VMware, on the other hand, tightly controls their product, and it generally works as advertised. Seriously, this realization pains the gooey OSS center in me, but it's true.
Now, just what do we mean by "migrations" anyway? Migrating a VM from one server to another can be done one of two ways: live or not. Non-live migration of a VM involves the copying of a VM's disk image to another server, and then starting it up on the new hardware. This can be automated, but it results in the VM having to shut down and then boot up again. To perform a live migration with zero downtime, you must be on a shared file system so that disk image copying isn't necessary. Then, the program managing the migration, must copy the entire memory space of the VM over to the new server, and quickly "start" the VM. This happens without interruptions to the OS or the applications running, and without the end-users ever knowing.
Clustered File Systems
You can't just use NFS to share out the disk images to all your servers. It's too slow, and locking issues would be unbearable during frequent migrations. We need a clustered file system.

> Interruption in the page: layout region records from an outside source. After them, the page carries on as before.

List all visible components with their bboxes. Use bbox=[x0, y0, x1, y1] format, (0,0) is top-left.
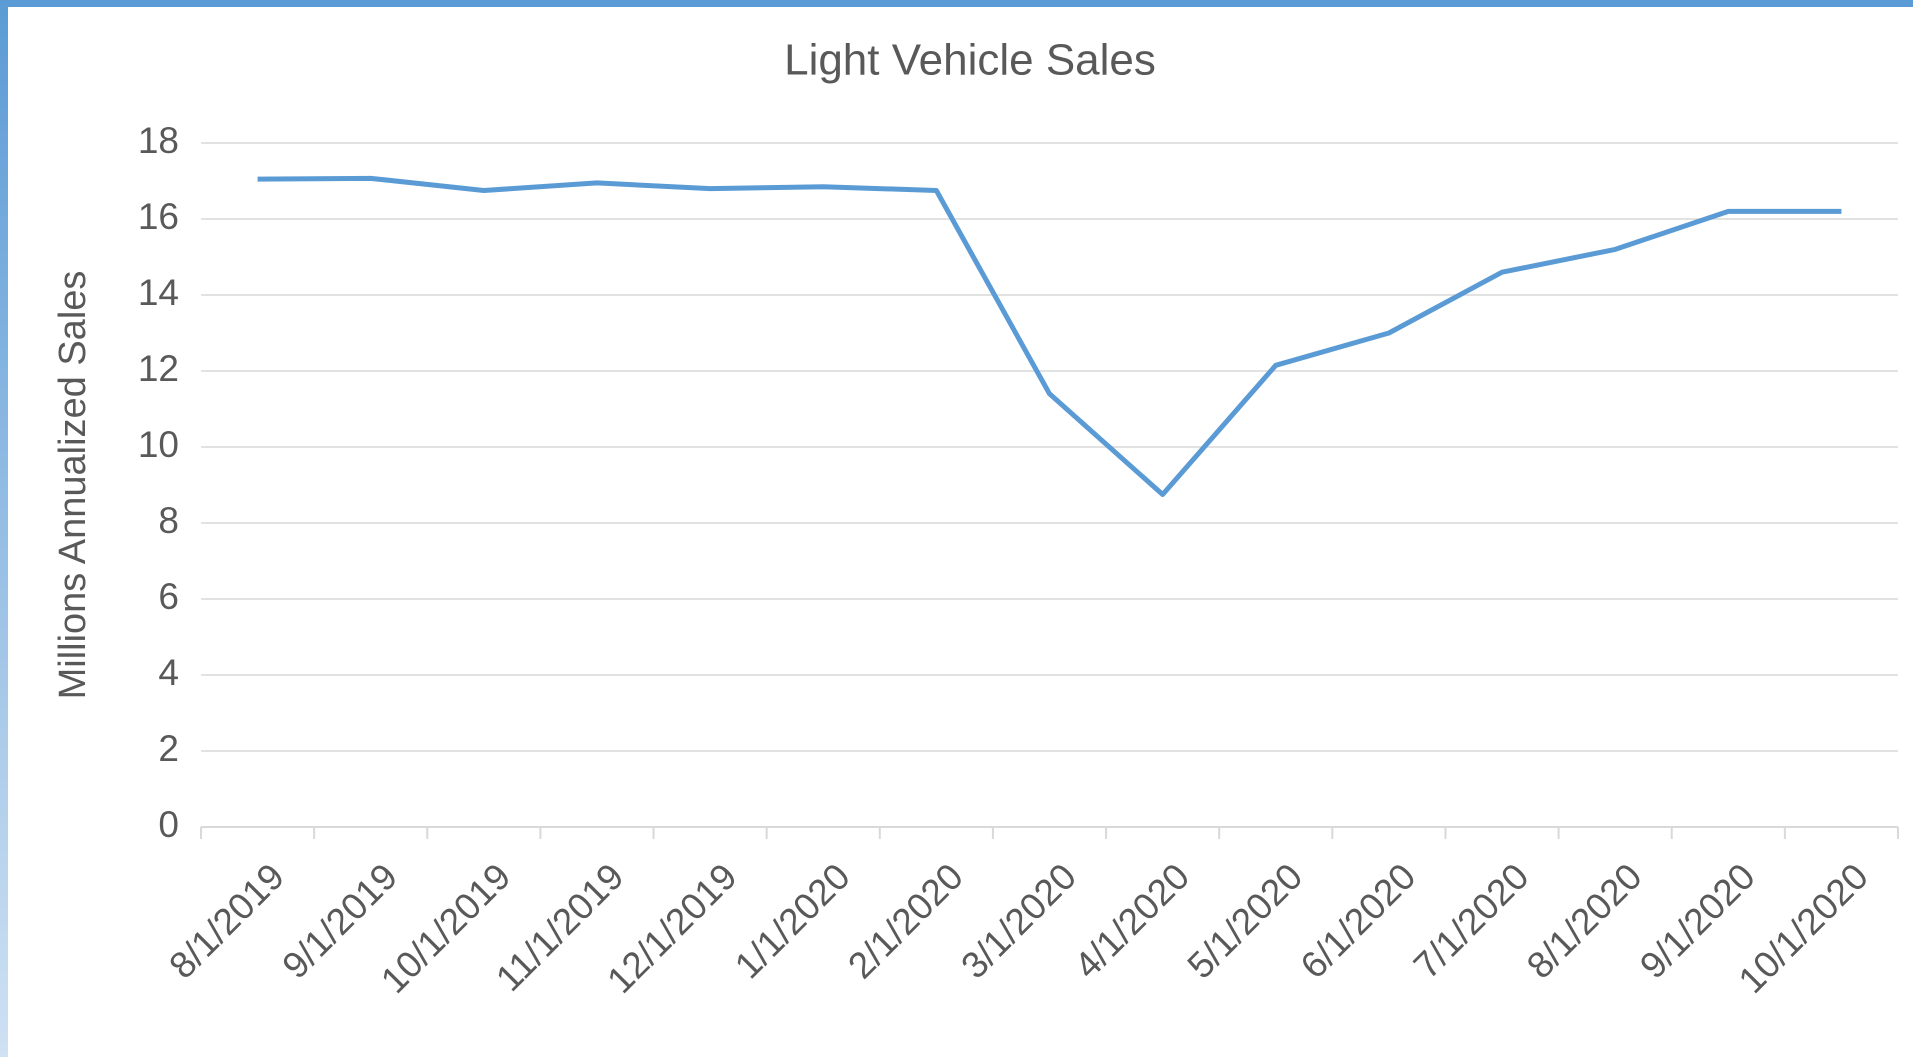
y-tick-label: 6 bbox=[158, 576, 179, 617]
y-tick-label: 14 bbox=[138, 272, 179, 313]
y-tick-label: 10 bbox=[138, 424, 179, 465]
series-line bbox=[257, 175, 1842, 497]
left-border bbox=[0, 0, 8, 1057]
chart-title: Light Vehicle Sales bbox=[784, 36, 1156, 85]
y-tick-label: 12 bbox=[138, 348, 179, 389]
y-axis-label: Millions Annualized Sales bbox=[52, 271, 94, 700]
y-tick-label: 18 bbox=[138, 120, 179, 161]
y-tick-label: 0 bbox=[158, 804, 179, 845]
y-tick-label: 8 bbox=[158, 500, 179, 541]
y-tick-label: 16 bbox=[138, 196, 179, 237]
y-tick-label: 2 bbox=[158, 728, 179, 769]
top-border bbox=[0, 0, 1913, 7]
y-tick-label: 4 bbox=[158, 652, 179, 693]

Conceptually, a clustered file system is a file system that supports multiple operating systems mounting and writing to it at the same time. It's very tricky business, and getting it wrong will instantly corrupt the file system your VMs are stored on.
Fencing is required to ensure that your file system does not corrupt. Fencing means literally the fencing, or isolating, of a cluster node. Fencing is abrupt; most methods of fencing will talk to the hardware management interface of a server (via IPMI most likely) and immediately remove power from the server. A cluster will generally decide that a node needs to be fenced when it stops responding to heartbeat messages. Cluster nodes can also fence themselves if they discover an inconsistency in the file system they weren't expecting. The details of setting up fencing can be tricky, so be sure to understand all your options for your given platform.
You have two options these days for creating a clustered volume: iSCSI or a FC SAN. The iSCSI route is certainly cheaper, and should perform sufficiently as long as your VMs aren't doing tons of I/O. As we mentioned last week, a busy database server is not a candidate for virtualization.
After configuring the LUNs to be accessible on multiple hosts, you then create the clustered file system and make it available on all nodes. The steps vary based on some decisions you make. You can choose to use CLVM or not, and you also get to decide if GNBD is right for you. Spend some serious time reading all of the RedHat documents before even setting up a test environment. It's frequently the case that you find out after the fact you've implemented something incompatible with another critical technology you needed to use.
RedHat Cluster Suite is stable, it and mostly works. It can manage services, which for the sake of this article are Virtual Machines. You can define which services run primarily on which physical servers, and the cluster will automatically restart services if they crash or disappear. This ability to ensure that VMs can survive hardware failure, or at least be automatically restarted to minimize downtime, is the minimum required functionality. Manually migrating VMs with zero downtime is also extremely useful in a production environment. With careful configuration, RHCS does this well.
VMware's VMotion is much more evolved. It can do all of that, and with VirtualCenter's help, you can configure load shuffling rules. Too much CPU load or RAM utilization on server A? Move a VM or two to server B. Vice-versa is possible as well; it can power off unneeded servers.
Both technologies strive to achieve the same thing, which in the end amounts to many extremely intelligent service-specific VMs that maintain overwhelming uptime levels. This is only the beginning of autonomic computing and self-healing infrastructures.
In conclusion, we must say that VMware is recommended for mission-critical applications. The RH Cluster Suite is getting there, and if you are budget constrained, use it. Just make sure you understand the limitations, and test every failure scenario you can think of before putting your RH cluster into production.